Wednesday, 23 July 2014
12:04 PM
I share an office with a fellow writer—let's call him Colleague B. We work on the same team, and thus we do joint planning and work and reporting. For example, every Monday afternoon we have a look at the upcoming week and plan our work. And on Fridays, we put together a joint status report that rolls up all the things we actually worked on.
The nature of our work, however, adds a certain chaos factor to our planning. On Mondays, we can certainly attempt to plan out what we need to do for the week. But every day—literally every day, and sometimes more than once a day—something new pops up. People send us email requesting a review of some documentation, or a developer will stick his head in the office and want input on some UI, or a bug will come in from a customer, or ... well, the possibilities are wide and varied, but there's always something.
Now, Colleague B is, by his free admission, a bit OCD. He is consistent and orderly both about our planning and our reporting, and he has that thing where he intuitively understands the delta between today and some upcoming date. Me, I'm a bit more on the other side, and my sense of time and dates is referred to around our household as "magical thinking."
Colleague B is not a big fan of the daily dose of chaos. Here we've planned out our week on Monday, and people keep coming in and asking for stuff. As he says, in his ideal world, people who have something for us would get in line, and we'll get to them when we're done with what we're working on.
On the other hand, I don't mind nearly as much the drop-what-you're-doing interruptions. I'm apparently happy to put aside the thing I'm working on in order to work on this new thing, or at least, till some other yet newer request comes in.
The world of computers has an analog for us: Colleague B is FIFO: first in, first out. Take a number, and we'll service you in order. In computing terms, FIFO describes a queue. Me, I'm LIFO: last in, first out. Like stacking trays in a cafeteria—the last on the stack is the first one off, and indeed, in computing terms, LIFO describes a stack.
Happily, it turns out that this combination of work styles works out well. Colleague B works his way through our Monday list, odds are good that by Friday, items can be checked off. But at the same time, we've handled a half dozen or so new jobs that came up during the week, things we had no idea about on Monday. In fact, Colleague B says that occasionally he'll finish up something and go read email, and by the time he's become aware of some new request, I've already handled it.
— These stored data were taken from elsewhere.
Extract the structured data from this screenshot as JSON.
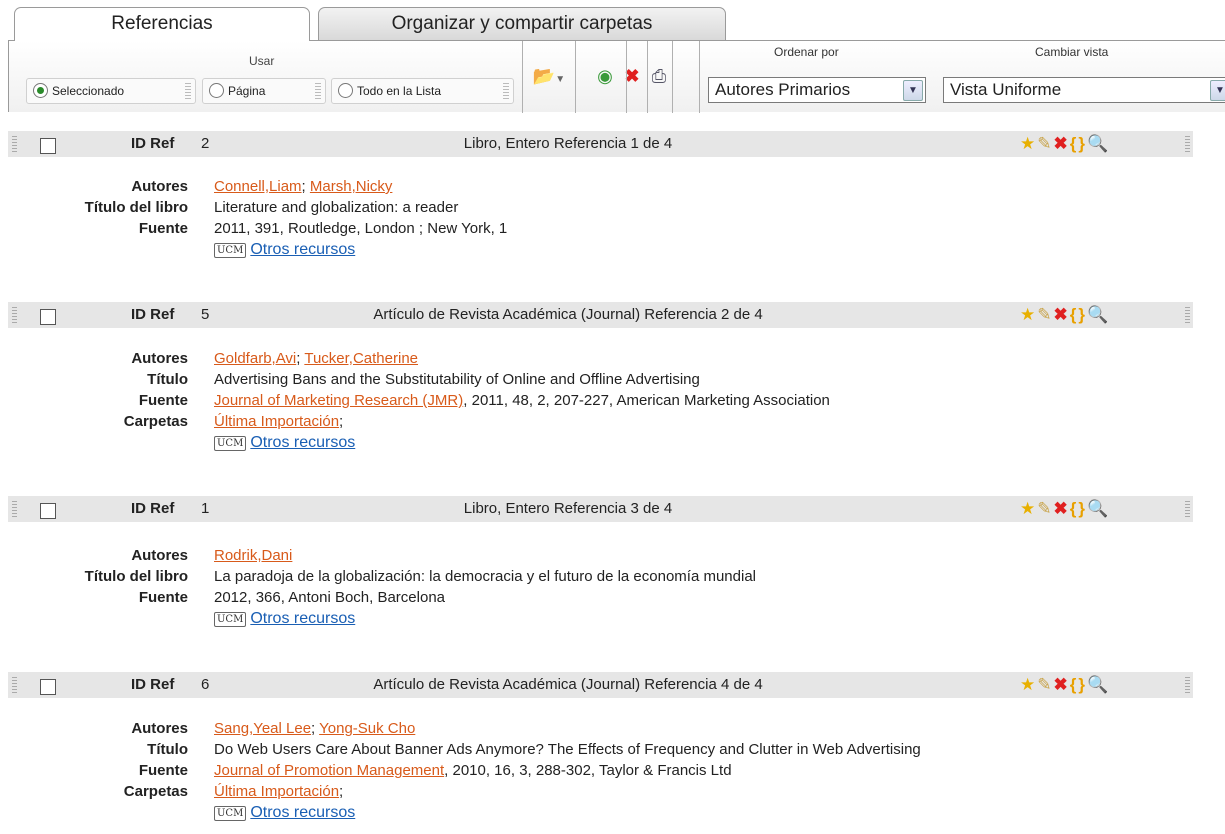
{
  "tabs": {
    "active": "Referencias",
    "inactive": "Organizar y compartir carpetas"
  },
  "toolbar": {
    "usar_label": "Usar",
    "radios": {
      "selected": "Seleccionado",
      "page": "Página",
      "all": "Todo en la Lista"
    },
    "sort_label": "Ordenar por",
    "sort_value": "Autores Primarios",
    "view_label": "Cambiar vista",
    "view_value": "Vista Uniforme"
  },
  "labels": {
    "idref": "ID Ref",
    "other_resources": "Otros recursos",
    "ucm": "UCM"
  },
  "refs": [
    {
      "id": "2",
      "desc": "Libro, Entero Referencia 1 de 4",
      "f0_label": "Autores",
      "author1": "Connell,Liam",
      "sep": ";",
      "author2": "Marsh,Nicky",
      "f1_label": "Título del libro",
      "f1_value": "Literature and globalization: a reader",
      "f2_label": "Fuente",
      "f2_value": "2011, 391, Routledge, London ; New York, 1"
    },
    {
      "id": "5",
      "desc": "Artículo de Revista Académica (Journal) Referencia 2 de 4",
      "f0_label": "Autores",
      "author1": "Goldfarb,Avi",
      "sep": ";",
      "author2": "Tucker,Catherine",
      "f1_label": "Título",
      "f1_value": "Advertising Bans and the Substitutability of Online and Offline Advertising",
      "f2_label": "Fuente",
      "f2_link": "Journal of Marketing Research (JMR)",
      "f2_rest": ", 2011, 48, 2, 207-227, American Marketing Association",
      "f3_label": "Carpetas",
      "f3_link": "Última Importación",
      "f3_rest": ";"
    },
    {
      "id": "1",
      "desc": "Libro, Entero Referencia 3 de 4",
      "f0_label": "Autores",
      "author1": "Rodrik,Dani",
      "f1_label": "Título del libro",
      "f1_value": "La paradoja de la globalización: la democracia y el futuro de la economía mundial",
      "f2_label": "Fuente",
      "f2_value": "2012, 366, Antoni Boch, Barcelona"
    },
    {
      "id": "6",
      "desc": "Artículo de Revista Académica (Journal) Referencia 4 de 4",
      "f0_label": "Autores",
      "author1": "Sang,Yeal Lee",
      "sep": ";",
      "author2": "Yong-Suk Cho",
      "f1_label": "Título",
      "f1_value": "Do Web Users Care About Banner Ads Anymore? The Effects of Frequency and Clutter in Web Advertising",
      "f2_label": "Fuente",
      "f2_link": "Journal of Promotion Management",
      "f2_rest": ", 2010, 16, 3, 288-302, Taylor & Francis Ltd",
      "f3_label": "Carpetas",
      "f3_link": "Última Importación",
      "f3_rest": ";"
    }
  ]
}
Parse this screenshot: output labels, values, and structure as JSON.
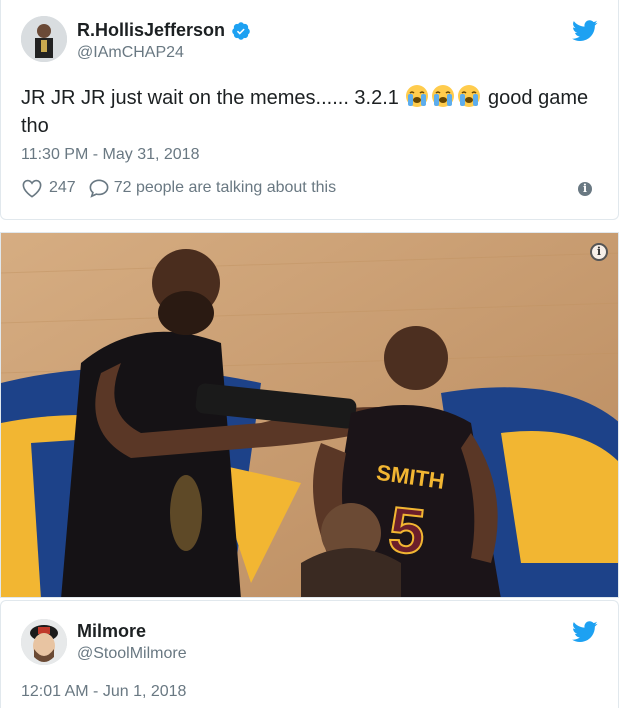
{
  "tweet1": {
    "display_name": "R.HollisJefferson",
    "handle": "@IAmCHAP24",
    "text_before": "JR JR JR just wait on the memes...... 3.2.1",
    "emojis": [
      "loudly-crying-face",
      "loudly-crying-face",
      "loudly-crying-face"
    ],
    "text_after": "good game tho",
    "timestamp": "11:30 PM - May 31, 2018",
    "likes": "247",
    "talking": "72 people are talking about this",
    "icons": {
      "verified": "verified-badge-icon",
      "bird": "twitter-bird-icon",
      "like": "heart-icon",
      "reply": "speech-bubble-icon",
      "info": "info-icon"
    }
  },
  "media": {
    "jersey_name": "SMITH",
    "jersey_number": "5"
  },
  "tweet2": {
    "display_name": "Milmore",
    "handle": "@StoolMilmore",
    "timestamp": "12:01 AM - Jun 1, 2018",
    "icons": {
      "bird": "twitter-bird-icon"
    }
  },
  "colors": {
    "twitter_blue": "#1da1f2",
    "text_primary": "#1c2022",
    "text_secondary": "#697882",
    "border": "#e1e8ed"
  }
}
Of course, there's a certain amount of literary license here. It's not as if Colleague B won't handle ad-hoc queries with alacrity, and it's not as if I'm unable to handle anything other than whatever the most recent emergency is. Still, programmers know that sometimes the right data structure is a queue and sometimes it's a stack. As long as there are two of us, and as long as we divvy up the work correctly, we can handle pretty much all of it.